New pipelines to Mexico, together with large-scale liquefied gas export facilities like Cheniere Energy, Inc.’s Sabine Pass terminal and Dominion Energy Inc.’s (D) newly constructed Cove Point export plant, have meant that exports out of the U.S. are set for a quantum leap.

As per the Energy Department, gross liquefied natural gas exports are set to average 2.93 Bcf per day in 2018, increasing more than 50% from last year. Apart from surging exports, the replacement of coal-fired power plants and higher consumption from industrial projects will likely ensure strong natural gas demand.

Finally, if the upcoming (2018-2019) winter turns out to be colder-than-normal, the surge in expected demand in the face of relative deficit of natural gas inventory could trigger a large rally in the commodity's price.

Want to Own a Natural Gas Stock Now?

The secular tailwinds mentioned above could see natural gas eventually settle well above the $3 per MMBtu mark before the end of the winter. The perceived price strength augurs well for natural gas-heavy upstream companies like Cabot Oil & Gas Corporation COG, Chesapeake Energy Corporation CHK, Comstock Resources, Inc. CRK, Eclipse Resources Corporation ECR, Gulfport Energy Corporation GPOR and Southwestern Energy Company SWN.

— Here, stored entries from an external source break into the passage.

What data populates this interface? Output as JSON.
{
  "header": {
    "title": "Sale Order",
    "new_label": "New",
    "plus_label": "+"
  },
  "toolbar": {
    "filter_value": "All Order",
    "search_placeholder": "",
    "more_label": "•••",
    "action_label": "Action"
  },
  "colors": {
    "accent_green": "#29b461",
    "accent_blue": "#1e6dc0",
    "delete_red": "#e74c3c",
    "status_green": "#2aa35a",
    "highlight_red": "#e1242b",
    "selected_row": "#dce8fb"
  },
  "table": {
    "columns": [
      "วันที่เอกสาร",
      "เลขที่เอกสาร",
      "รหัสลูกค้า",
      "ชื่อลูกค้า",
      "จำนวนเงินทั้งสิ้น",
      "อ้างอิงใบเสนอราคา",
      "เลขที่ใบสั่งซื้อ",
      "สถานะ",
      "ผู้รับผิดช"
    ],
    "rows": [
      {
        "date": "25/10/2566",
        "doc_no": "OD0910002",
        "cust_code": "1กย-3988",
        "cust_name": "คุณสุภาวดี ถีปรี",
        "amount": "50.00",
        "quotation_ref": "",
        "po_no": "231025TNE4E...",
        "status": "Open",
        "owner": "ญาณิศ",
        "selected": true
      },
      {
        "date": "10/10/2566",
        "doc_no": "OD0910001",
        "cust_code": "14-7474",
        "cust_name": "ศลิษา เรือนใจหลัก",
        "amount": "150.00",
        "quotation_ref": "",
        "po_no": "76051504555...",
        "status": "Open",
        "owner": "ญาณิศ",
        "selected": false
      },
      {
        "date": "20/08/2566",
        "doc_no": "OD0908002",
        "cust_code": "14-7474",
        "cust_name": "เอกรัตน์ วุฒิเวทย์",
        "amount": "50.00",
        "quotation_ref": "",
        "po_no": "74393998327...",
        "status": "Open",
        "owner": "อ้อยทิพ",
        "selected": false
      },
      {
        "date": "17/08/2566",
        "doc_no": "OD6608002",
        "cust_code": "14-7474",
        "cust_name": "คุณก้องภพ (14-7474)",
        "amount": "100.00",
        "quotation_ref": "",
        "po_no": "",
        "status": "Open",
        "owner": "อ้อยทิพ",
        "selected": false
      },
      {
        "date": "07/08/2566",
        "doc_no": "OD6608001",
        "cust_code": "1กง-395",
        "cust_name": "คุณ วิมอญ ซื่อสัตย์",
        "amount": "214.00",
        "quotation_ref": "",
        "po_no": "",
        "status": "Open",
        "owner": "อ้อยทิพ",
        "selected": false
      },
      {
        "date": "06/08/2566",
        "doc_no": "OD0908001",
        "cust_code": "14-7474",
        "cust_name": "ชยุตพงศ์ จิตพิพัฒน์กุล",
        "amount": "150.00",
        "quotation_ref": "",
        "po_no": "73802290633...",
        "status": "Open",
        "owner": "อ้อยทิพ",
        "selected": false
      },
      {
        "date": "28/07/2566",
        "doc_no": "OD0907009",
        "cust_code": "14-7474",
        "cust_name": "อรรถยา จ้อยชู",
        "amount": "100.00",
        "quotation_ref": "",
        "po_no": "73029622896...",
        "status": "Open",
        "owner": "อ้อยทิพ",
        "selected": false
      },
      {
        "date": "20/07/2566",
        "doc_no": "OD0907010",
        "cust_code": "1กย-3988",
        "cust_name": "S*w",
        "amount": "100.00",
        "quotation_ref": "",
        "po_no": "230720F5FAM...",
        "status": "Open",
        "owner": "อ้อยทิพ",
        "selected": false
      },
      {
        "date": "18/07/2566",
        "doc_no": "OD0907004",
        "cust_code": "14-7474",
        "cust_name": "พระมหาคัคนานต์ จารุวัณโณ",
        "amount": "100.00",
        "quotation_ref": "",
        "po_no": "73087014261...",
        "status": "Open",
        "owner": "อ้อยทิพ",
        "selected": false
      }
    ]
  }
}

However, if you are looking for a near term natural gas play, SilverBow Resources, Inc. SBOW may be a good selection. This company has a Zacks Rank #2 (Buy).

You can see the complete list of today’s Zacks #1 Rank (Strong Buy) stocks here.

SilverBow is engaged in the exploration and production of oil and natural gas properties in the Eagle Ford shale located in South Texas. The company’s production consists of 86% natural gas. In the last 60 days, two earnings estimates moved north, while none moved south for the current year. The Zacks Consensus Estimate for earnings has risen 7.5% in the same period.